The risks embedded in this transition are equally structural. Hospitality capacity does not always expand in step with demand. Governance structures often remain fragmented between national ministries and local authorities.
Infrastructure gaps persist in transport, utilities, and digital connectivity. And because many of these cities are tied to broader economic cycles, whether commodity prices, political stability or regional trade flows, their tourism trajectories remain sensitive to external shocks.
WHO and IOM frameworks on urban growth further underline that service systems, particularly health and mobility infrastructure, often lag behind rapid urban expansion, indirectly shaping visitor confidence and operational resilience.

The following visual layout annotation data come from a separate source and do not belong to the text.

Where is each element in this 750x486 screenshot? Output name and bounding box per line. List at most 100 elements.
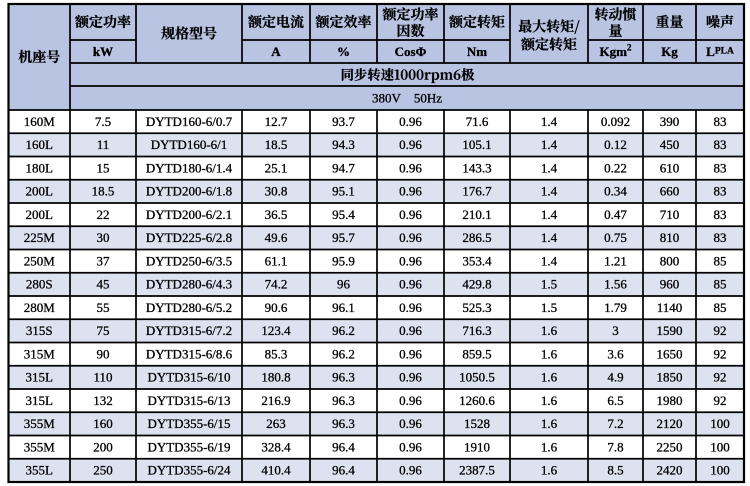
svg-text:90: 90 <box>97 346 110 361</box>
svg-text:15: 15 <box>97 160 110 175</box>
svg-text:1.6: 1.6 <box>541 439 558 454</box>
svg-text:1528: 1528 <box>464 416 490 431</box>
svg-text:DYTD200-6/2.1: DYTD200-6/2.1 <box>146 207 232 222</box>
svg-text:410.4: 410.4 <box>261 463 291 478</box>
svg-text:75: 75 <box>97 323 110 338</box>
svg-text:1.6: 1.6 <box>541 346 558 361</box>
svg-text:DYTD315-6/13: DYTD315-6/13 <box>147 393 230 408</box>
svg-text:1590: 1590 <box>657 323 683 338</box>
svg-text:1.4: 1.4 <box>541 230 558 245</box>
svg-text:18.5: 18.5 <box>265 137 288 152</box>
svg-text:0.96: 0.96 <box>399 439 422 454</box>
svg-text:380V 50Hz: 380V 50Hz <box>372 91 442 106</box>
svg-text:92: 92 <box>714 393 727 408</box>
svg-text:96.3: 96.3 <box>332 370 355 385</box>
svg-text:0.96: 0.96 <box>399 114 422 129</box>
svg-text:180L: 180L <box>26 160 54 175</box>
svg-text:960: 960 <box>660 277 680 292</box>
svg-text:85: 85 <box>714 253 727 268</box>
svg-text:37: 37 <box>97 253 111 268</box>
svg-text:315S: 315S <box>26 323 53 338</box>
svg-text:12.7: 12.7 <box>265 114 288 129</box>
svg-text:DYTD355-6/15: DYTD355-6/15 <box>147 416 230 431</box>
svg-text:250: 250 <box>93 463 113 478</box>
svg-text:0.96: 0.96 <box>399 346 422 361</box>
svg-text:210.1: 210.1 <box>462 207 491 222</box>
svg-text:1.6: 1.6 <box>541 393 558 408</box>
svg-text:0.22: 0.22 <box>604 160 627 175</box>
svg-text:263: 263 <box>266 416 286 431</box>
svg-text:200: 200 <box>93 439 113 454</box>
svg-text:355L: 355L <box>26 463 54 478</box>
svg-text:3.6: 3.6 <box>607 346 624 361</box>
svg-text:0.092: 0.092 <box>601 114 630 129</box>
svg-text:2420: 2420 <box>657 463 683 478</box>
svg-text:71.6: 71.6 <box>466 114 489 129</box>
svg-text:83: 83 <box>714 160 727 175</box>
svg-text:30: 30 <box>97 230 110 245</box>
svg-text:1.6: 1.6 <box>541 416 558 431</box>
svg-text:200L: 200L <box>26 184 54 199</box>
svg-text:45: 45 <box>97 277 110 292</box>
svg-text:250M: 250M <box>24 253 56 268</box>
svg-text:DYTD160-6/0.7: DYTD160-6/0.7 <box>146 114 233 129</box>
svg-text:1.21: 1.21 <box>604 253 627 268</box>
svg-text:30.8: 30.8 <box>265 184 288 199</box>
svg-text:95.7: 95.7 <box>332 230 355 245</box>
svg-text:286.5: 286.5 <box>462 230 491 245</box>
svg-text:94.3: 94.3 <box>332 137 355 152</box>
svg-text:96.3: 96.3 <box>332 393 355 408</box>
svg-text:123.4: 123.4 <box>261 323 291 338</box>
svg-text:83: 83 <box>714 184 727 199</box>
svg-text:83: 83 <box>714 137 727 152</box>
svg-text:DYTD250-6/3.5: DYTD250-6/3.5 <box>146 253 232 268</box>
svg-text:Nm: Nm <box>467 44 487 59</box>
svg-text:280S: 280S <box>26 277 53 292</box>
svg-text:1910: 1910 <box>464 439 490 454</box>
svg-text:315L: 315L <box>26 393 54 408</box>
svg-text:1980: 1980 <box>657 393 683 408</box>
svg-text:160L: 160L <box>26 137 54 152</box>
svg-text:800: 800 <box>660 253 680 268</box>
svg-text:6.5: 6.5 <box>607 393 623 408</box>
svg-text:7.2: 7.2 <box>607 416 623 431</box>
svg-text:96.4: 96.4 <box>332 463 355 478</box>
svg-text:DYTD355-6/24: DYTD355-6/24 <box>147 463 231 478</box>
svg-text:0.47: 0.47 <box>604 207 627 222</box>
svg-text:0.96: 0.96 <box>399 416 422 431</box>
svg-text:180.8: 180.8 <box>261 370 290 385</box>
svg-text:96.1: 96.1 <box>332 300 355 315</box>
svg-text:61.1: 61.1 <box>265 253 288 268</box>
svg-text:355M: 355M <box>24 439 56 454</box>
svg-text:DYTD355-6/19: DYTD355-6/19 <box>147 439 230 454</box>
svg-text:0.96: 0.96 <box>399 207 422 222</box>
svg-text:1.4: 1.4 <box>541 114 558 129</box>
svg-text:DYTD225-6/2.8: DYTD225-6/2.8 <box>146 230 232 245</box>
svg-text:1.4: 1.4 <box>541 160 558 175</box>
svg-text:280M: 280M <box>24 300 56 315</box>
svg-text:74.2: 74.2 <box>265 277 288 292</box>
svg-text:100: 100 <box>710 416 730 431</box>
svg-text:100: 100 <box>710 439 730 454</box>
svg-text:859.5: 859.5 <box>462 346 491 361</box>
svg-text:94.7: 94.7 <box>332 160 355 175</box>
svg-text:810: 810 <box>660 230 680 245</box>
svg-text:216.9: 216.9 <box>261 393 290 408</box>
svg-text:710: 710 <box>660 207 680 222</box>
svg-text:83: 83 <box>714 114 727 129</box>
svg-text:110: 110 <box>93 370 112 385</box>
svg-text:1650: 1650 <box>657 346 683 361</box>
svg-text:DYTD200-6/1.8: DYTD200-6/1.8 <box>146 184 232 199</box>
svg-text:92: 92 <box>714 323 727 338</box>
svg-text:160: 160 <box>93 416 113 431</box>
svg-text:1.4: 1.4 <box>541 137 558 152</box>
svg-text:96.4: 96.4 <box>332 439 355 454</box>
svg-text:95.4: 95.4 <box>332 207 355 222</box>
svg-text:22: 22 <box>97 207 110 222</box>
svg-text:LPLA: LPLA <box>706 44 734 59</box>
svg-text:1.6: 1.6 <box>541 323 558 338</box>
svg-text:200L: 200L <box>26 207 54 222</box>
svg-text:85: 85 <box>714 300 727 315</box>
svg-text:0.75: 0.75 <box>604 230 627 245</box>
svg-text:390: 390 <box>660 114 680 129</box>
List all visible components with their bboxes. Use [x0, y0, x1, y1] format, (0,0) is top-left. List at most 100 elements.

Over the next two to three years, the direction of travel is unlikely to change, but its intensity will vary. Airport expansion plans, regional trade integration under frameworks such as the African Continental Free Trade Area and the steady rise of business travel within Africa will reinforce the position of secondary cities as functional nodes in a distributed tourism system.
At the same time, digital discovery platforms are already reducing the dominance of traditional tourism marketing hierarchies, allowing less prominent cities to appear in travel flows without formal branding campaigns.

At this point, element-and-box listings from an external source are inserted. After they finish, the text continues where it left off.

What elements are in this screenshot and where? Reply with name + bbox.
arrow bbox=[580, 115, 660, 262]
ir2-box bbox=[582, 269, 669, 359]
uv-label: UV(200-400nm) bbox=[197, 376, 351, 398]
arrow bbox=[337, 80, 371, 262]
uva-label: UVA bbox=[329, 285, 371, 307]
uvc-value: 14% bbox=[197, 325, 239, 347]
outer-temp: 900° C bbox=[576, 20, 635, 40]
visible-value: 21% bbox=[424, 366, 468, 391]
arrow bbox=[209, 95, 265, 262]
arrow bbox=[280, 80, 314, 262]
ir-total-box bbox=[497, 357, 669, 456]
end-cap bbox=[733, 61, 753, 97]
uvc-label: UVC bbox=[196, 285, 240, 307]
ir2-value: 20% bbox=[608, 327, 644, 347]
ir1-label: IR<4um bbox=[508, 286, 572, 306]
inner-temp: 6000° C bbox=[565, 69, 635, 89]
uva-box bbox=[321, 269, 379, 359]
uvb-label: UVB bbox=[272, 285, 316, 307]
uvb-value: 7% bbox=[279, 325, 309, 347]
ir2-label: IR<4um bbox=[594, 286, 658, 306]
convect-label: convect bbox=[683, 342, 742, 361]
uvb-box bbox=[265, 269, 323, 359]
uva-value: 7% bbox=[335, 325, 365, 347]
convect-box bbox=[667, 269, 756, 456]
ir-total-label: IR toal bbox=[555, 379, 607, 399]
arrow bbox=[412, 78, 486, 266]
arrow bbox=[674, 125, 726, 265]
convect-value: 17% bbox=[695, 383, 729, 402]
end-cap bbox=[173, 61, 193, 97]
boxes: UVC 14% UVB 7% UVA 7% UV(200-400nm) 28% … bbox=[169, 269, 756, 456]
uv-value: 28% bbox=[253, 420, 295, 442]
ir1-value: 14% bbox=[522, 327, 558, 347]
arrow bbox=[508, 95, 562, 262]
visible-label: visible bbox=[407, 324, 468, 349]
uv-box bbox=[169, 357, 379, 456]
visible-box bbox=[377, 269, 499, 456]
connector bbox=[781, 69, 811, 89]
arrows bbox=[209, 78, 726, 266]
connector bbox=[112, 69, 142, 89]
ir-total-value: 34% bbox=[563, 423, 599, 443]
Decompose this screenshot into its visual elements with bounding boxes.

What is emerging is not a replacement of Africa’s established destinations, but a widening of its tourism geography into something more fragmented and economically grounded.
The continent’s visitor economy is gradually aligning itself with patterns of trade, infrastructure and urban development rather than with the static map of attractions that once defined it.
Seen from that perspective, cities like Kisumu, Arusha, Huye, Gqeberha, Lubumbashi, Tamale, Mombasa and Dire Dawa are not “new destinations” in the conventional sense. They are nodes in a changing system where tourism is no longer an isolated industry but a reflection of how people move, work, trade and connect across space.
Tourism in Africa, in other words, is no longer simply about where people go. It is becoming a quiet record of how the continent itself is being reorganized.